La abuela sirvió el café en tazas pequeñas.

– Quiero decirte que creo que haces lo correcto -apuntó-. Apuesta por tu trabajo. Siempre he creído que ser responsable del propio sustento le llena a uno de dignidad y satisfacción. No hay por qué aguantar a un hombre represor.

Desayunaron en silencio, el sol brillaba sobre la mesa de la cocina y transformaba la superficie del hule en suave y cálida.

– ¿Hay muchos níscalos?

La abuela se rió entre dientes.

– Me preguntaba cuánto tardarías en preguntar. Hay muchísimos.

Annika se levantó corriendo.

– Me voy a buscar unos cuantos para el almuerzo.

Sacó dos bolsas de plástico del cajón inferior de la cómoda de la cocina y se apresuró hacia el bosque, Whiskas saltaba a su alrededor.

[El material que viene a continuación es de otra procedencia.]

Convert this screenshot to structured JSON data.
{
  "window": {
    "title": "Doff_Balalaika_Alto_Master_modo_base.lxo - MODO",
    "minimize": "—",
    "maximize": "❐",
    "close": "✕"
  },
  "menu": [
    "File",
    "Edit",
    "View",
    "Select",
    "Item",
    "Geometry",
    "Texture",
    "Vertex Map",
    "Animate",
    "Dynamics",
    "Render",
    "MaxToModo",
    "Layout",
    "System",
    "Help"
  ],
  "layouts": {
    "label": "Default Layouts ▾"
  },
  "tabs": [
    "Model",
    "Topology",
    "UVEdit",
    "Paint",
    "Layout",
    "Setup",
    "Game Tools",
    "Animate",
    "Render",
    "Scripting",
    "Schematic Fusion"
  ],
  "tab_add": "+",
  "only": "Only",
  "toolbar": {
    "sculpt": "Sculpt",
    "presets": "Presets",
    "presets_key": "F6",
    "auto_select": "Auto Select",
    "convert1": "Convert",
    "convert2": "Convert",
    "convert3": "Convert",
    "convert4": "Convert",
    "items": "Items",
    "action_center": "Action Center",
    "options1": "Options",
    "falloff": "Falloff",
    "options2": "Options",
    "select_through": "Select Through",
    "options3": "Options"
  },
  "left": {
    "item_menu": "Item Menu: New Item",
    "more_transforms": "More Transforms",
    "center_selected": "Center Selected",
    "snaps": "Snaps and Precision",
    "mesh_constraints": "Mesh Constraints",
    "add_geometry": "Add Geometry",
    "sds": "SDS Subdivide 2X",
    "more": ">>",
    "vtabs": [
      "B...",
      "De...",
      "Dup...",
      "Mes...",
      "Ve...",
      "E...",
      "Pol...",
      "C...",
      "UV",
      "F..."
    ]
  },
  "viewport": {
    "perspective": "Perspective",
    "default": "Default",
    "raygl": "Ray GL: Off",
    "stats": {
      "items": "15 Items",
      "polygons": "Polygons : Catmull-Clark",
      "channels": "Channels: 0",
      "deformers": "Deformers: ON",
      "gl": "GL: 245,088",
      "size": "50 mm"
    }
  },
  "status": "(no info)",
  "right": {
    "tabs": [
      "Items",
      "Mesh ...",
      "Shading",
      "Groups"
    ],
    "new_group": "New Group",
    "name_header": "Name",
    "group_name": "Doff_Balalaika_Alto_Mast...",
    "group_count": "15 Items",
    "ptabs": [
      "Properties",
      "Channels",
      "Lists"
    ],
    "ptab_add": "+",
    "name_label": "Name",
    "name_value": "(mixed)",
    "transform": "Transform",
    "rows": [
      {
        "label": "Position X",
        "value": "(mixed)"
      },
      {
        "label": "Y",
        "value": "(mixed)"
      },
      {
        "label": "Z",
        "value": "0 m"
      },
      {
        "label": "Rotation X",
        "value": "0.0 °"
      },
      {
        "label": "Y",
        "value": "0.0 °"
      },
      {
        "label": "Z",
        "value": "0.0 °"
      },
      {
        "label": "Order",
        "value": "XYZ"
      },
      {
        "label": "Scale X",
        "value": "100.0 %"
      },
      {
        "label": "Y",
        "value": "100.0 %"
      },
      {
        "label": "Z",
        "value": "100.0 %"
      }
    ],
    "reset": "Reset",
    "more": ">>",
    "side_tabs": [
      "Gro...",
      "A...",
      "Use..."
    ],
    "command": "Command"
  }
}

En la espesura tuvo que parpadear unos minutos antes de que las siluetas del musgo fueran visibles. Luego no creyó lo que veía, el suelo estaba repleto de níscalos marrones, crecían en grupos de cientos, quizá miles, al filo de la tala.

No le tomó ni una hora llenar las dos bolsas. Durante este tiempo Whiskas cazó dos ratones de bosque.

– ¿Quién va a limpiar todo eso? -preguntó la abuela horrorizada.

Annika rió en alto y vació el contenido de la primera bolsa sobre la mesa.

– Venga -animó, y como siempre tardaron más tiempo en limpiar las setas que en recolectarlas.

Almorzaron pan francés frito y dos montañas de níscalos.

– Se me han terminado la leche, el pan y la mantequilla -anunció la abuela después de lavar los platos.

– Cogeré la bicicleta e iré a comprar -replicó Annika.

La anciana esbozó una sonrisa.

– Qué buena eres.

Annika se peinó y cogió su bolso.

– Ahora quédate con la abuela -le dijo al gato.